А дальше помидоры и лук. Лук - это пучки длинных сизо-зеленых стрел, но лук - это и клубни, выложенные в ряд. Под солнцем они горят сусальным золотом. Но обдерите золотую фольгу, и на свет выкатится сочная, тугая капля невероятной чистоты и блеска, беловато-зеленая или фиолетовая. По Перельману, вода в космосе примет именно такую форму. Но фиолетовые они или зеленые, их все равно грызут тут же на месте, с горячим мякишем, с серой верблюжьей солью. Они хрустят, их необыкновенная горечь и сладость захватывают дыхание, ударяют в нос, но все равно их гложут, хрупают, хрустают, "Сердитый лук", - говорят, улыбаясь и плача. - "Сладкий лук", "нигде нет такого лука!" Но и помидоров таких нигде нет, кроме как на Зеленом базаре: они лежат в ящиках, в лотках, на прилавках - огромные, мягкие, до краев наполненные тягучей кровью, туго лоснящиеся тропические плоды. В них все оттенки от красных и желтых тонов, от янтарного, кораллово-розового, смутного и прозрачного, как лунный камень, до базарно-красных грубых матрешек.
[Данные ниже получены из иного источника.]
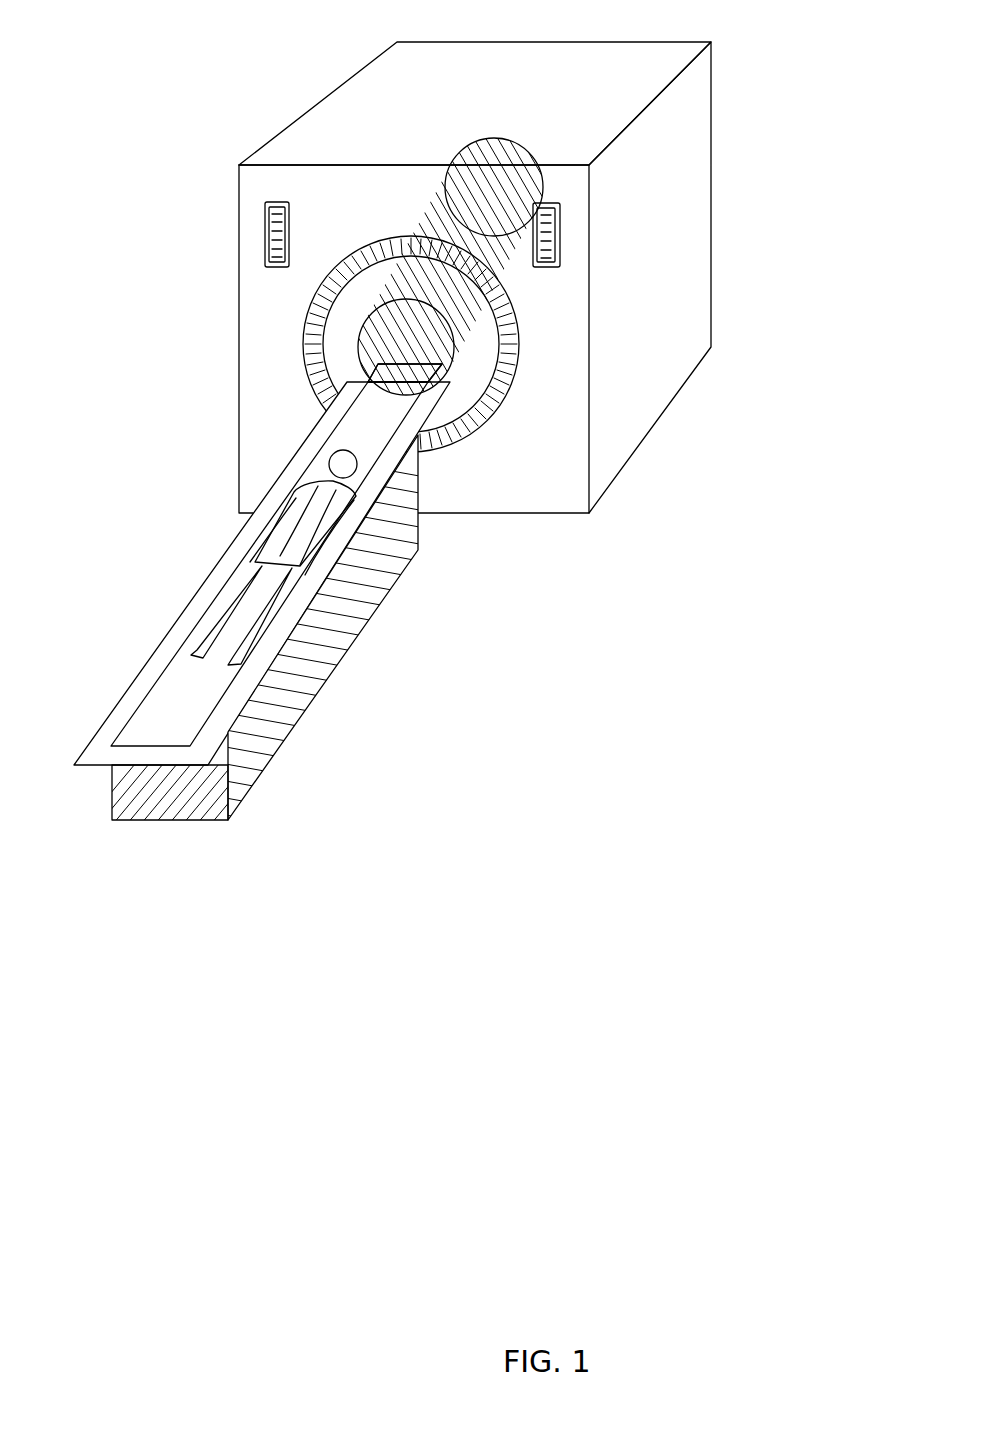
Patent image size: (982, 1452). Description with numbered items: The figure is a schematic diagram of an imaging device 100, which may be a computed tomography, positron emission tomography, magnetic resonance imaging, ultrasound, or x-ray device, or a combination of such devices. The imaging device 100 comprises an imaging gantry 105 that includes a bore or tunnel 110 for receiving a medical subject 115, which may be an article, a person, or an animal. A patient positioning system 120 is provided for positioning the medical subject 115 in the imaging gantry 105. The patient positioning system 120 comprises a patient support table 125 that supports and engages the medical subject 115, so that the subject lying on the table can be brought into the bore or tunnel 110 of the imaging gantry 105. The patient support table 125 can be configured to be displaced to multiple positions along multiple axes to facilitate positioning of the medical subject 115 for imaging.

The imaging device 100 is at (723, 215).
The imaging gantry 105 is at (660, 433).
The bore or tunnel 110 is at (358, 316).
The medical subject 115 is at (237, 586).
The patient positioning system 120 is at (374, 604).
The patient support table 125 is at (262, 672).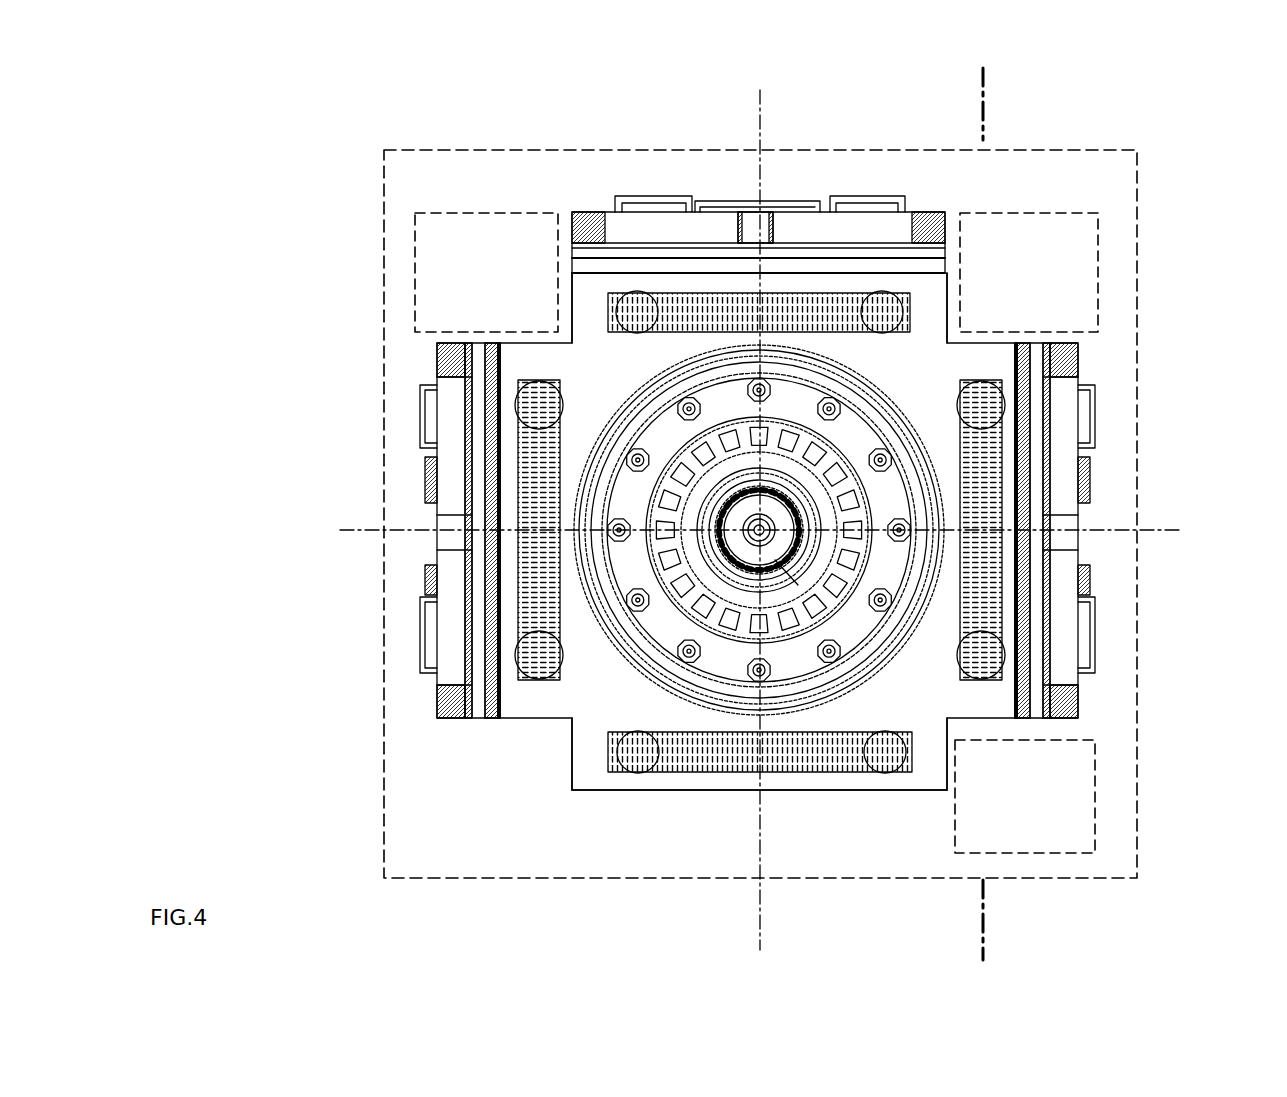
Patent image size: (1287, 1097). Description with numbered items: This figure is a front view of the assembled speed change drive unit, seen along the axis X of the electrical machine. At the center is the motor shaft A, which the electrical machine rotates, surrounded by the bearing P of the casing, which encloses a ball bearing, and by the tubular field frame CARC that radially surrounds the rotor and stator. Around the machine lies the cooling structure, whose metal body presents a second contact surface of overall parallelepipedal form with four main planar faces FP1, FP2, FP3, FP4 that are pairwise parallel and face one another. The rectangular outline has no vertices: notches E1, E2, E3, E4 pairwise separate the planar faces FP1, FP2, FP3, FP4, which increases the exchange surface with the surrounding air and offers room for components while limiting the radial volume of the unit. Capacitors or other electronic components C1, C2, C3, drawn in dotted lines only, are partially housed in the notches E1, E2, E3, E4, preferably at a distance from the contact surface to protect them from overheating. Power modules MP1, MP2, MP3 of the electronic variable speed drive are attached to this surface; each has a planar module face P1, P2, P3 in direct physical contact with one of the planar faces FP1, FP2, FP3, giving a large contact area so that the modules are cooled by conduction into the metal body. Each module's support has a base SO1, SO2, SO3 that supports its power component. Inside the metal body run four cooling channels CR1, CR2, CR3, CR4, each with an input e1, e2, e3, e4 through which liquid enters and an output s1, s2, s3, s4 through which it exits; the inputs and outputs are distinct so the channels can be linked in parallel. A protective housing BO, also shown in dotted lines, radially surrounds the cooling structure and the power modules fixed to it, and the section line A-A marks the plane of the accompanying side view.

The housing / body BO is at (384, 150).
The section plane A-A is at (971, 502).
The notch E1 is at (572, 297).
The notch E2 is at (950, 297).
The notch E3 is at (955, 758).
The notch E4 is at (572, 768).
The base SO1 is at (572, 262).
The base SO2 is at (1022, 335).
The base SO3 is at (490, 722).
The input e1 is at (637, 312).
The input e2 is at (988, 410).
The input e3 is at (530, 650).
The input e4 is at (895, 765).
The cooling channel CR1 is at (666, 286).
The cooling channel CR2 is at (1005, 393).
The cooling channel CR3 is at (518, 676).
The cooling channel CR4 is at (858, 760).
The power module MP1 is at (728, 176).
The power module MP2 is at (1112, 497).
The power module MP3 is at (405, 518).
The planar face FP1 is at (800, 266).
The planar face FP2 is at (1025, 587).
The planar face FP3 is at (493, 572).
The planar face FP4 is at (717, 795).
The planar face of the module P1 is at (838, 276).
The planar face of the module P2 is at (1017, 603).
The planar face of the module P3 is at (502, 602).
The output s1 is at (892, 312).
The output s2 is at (988, 650).
The output s3 is at (525, 403).
The output s4 is at (630, 770).
The capacitor C1 is at (415, 275).
The capacitor C2 is at (1098, 228).
The capacitor C3 is at (1095, 805).
The tubular field frame CARC is at (612, 442).
The bearing P is at (613, 487).
The motor shaft A is at (756, 547).
The axis X is at (792, 584).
Их покупают и уносят домой целыми лотками круглые тугие мячики, багровые буденовки, желтые голыши. Все равно больше рубля здесь не оставишь. Около лотков с помидорами, луком и разноцветной картошкой (желтой, белой, черной, розовой, почти коралловой!) - товарный лоток разделяется надвое. С одной стороны остаются ряды, а другая сторона упирается в стену. Это почтовая контора. Отсюда во все концы страны летит знаменитый алмаатинский апорт. Тут же продают ящики, свежую стружку, холстину для обшивки. В конторе зашивают, надписывают, взвешивают. То и дело мелькают быстрые, оперативные личности с молотками, гвоздодерами и химическими карандашами за ухом. На все разная такса. Одна на то, чтобы уложить и заколотить, другая на то, чтобы красиво надписать, третья на то, чтобы уложить, заколотить, красиво надписать, взвесить, выстоять и отправить.